Let’s face it, human resources have long been a misnomer

I found your article “Preparing Leaders for a Changed World” (Business, Jan 4) compelling and timely. However, I cannot help but interpret the quotes from management academics in the Boston area as somewhat specious. The “new” priorities highlighted in their business education programs make it seem like COVID-19 has sparked a new awareness that employees and human resources departments need more attention, and that we don’t. knew, before the pandemic, that HR is woefully underfunded and that employees are essentially miserable at work. Thank goodness business schools come to the rescue with high value added “people analytics” to better graphically show how much people hate their jobs. In reality, organizations have been monitoring the base for years, only to avoid taking corrective action on issues that are simmering and are often obvious.
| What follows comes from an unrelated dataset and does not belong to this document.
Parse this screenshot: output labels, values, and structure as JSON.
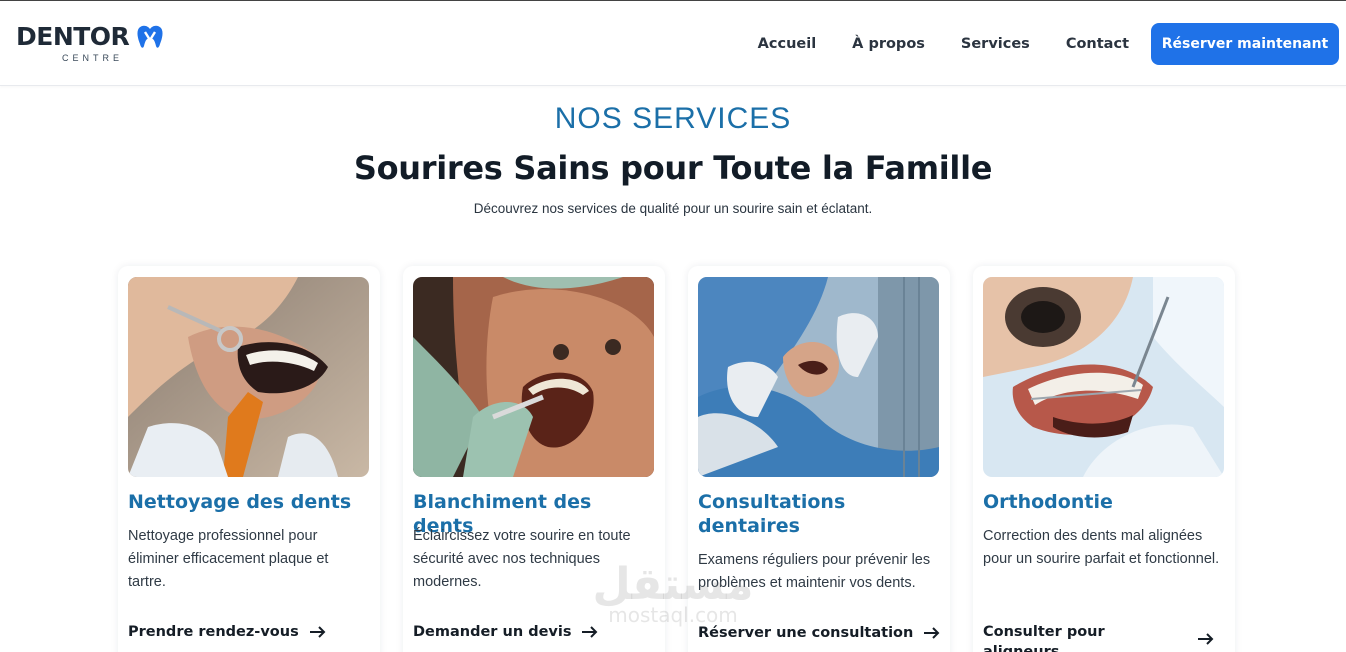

Before COVID, Gallup repeatedly warned that about two-thirds of American workers report feeling “disengaged” in the workplace, and a 2015 Deloitte article claimed that “more than half of the workforce work would not recommend their employer to their friends ”. Academics have long been aware of employee disaffection, both in blue-collar and white-collar executives.
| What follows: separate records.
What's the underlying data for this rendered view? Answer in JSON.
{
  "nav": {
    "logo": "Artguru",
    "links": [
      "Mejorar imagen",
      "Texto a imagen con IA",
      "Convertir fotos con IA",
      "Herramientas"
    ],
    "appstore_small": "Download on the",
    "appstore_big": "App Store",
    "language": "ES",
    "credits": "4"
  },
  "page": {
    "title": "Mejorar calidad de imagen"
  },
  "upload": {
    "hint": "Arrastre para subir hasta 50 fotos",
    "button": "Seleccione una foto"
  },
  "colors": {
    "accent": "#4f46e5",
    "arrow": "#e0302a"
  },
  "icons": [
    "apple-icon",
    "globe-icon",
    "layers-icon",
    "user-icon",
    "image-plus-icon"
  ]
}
While the pivot we are witnessing now shows a cautious and expected market direction from business schools, it is sad that an ultra-tight labor market is the impetus to care about the attitudes and suffering of working people. . An even darker reality is that our business model is focused on efficiency and lowering costs, which only tolerates employees until an automated or robotic solution can be implemented.

Kevin wayne

Nashua

The author is professor of business administration at Rivier University and author of “Deconstructing Management Maxims: A Critical Examination of Conventional Business Wisdom, Vol. I and II.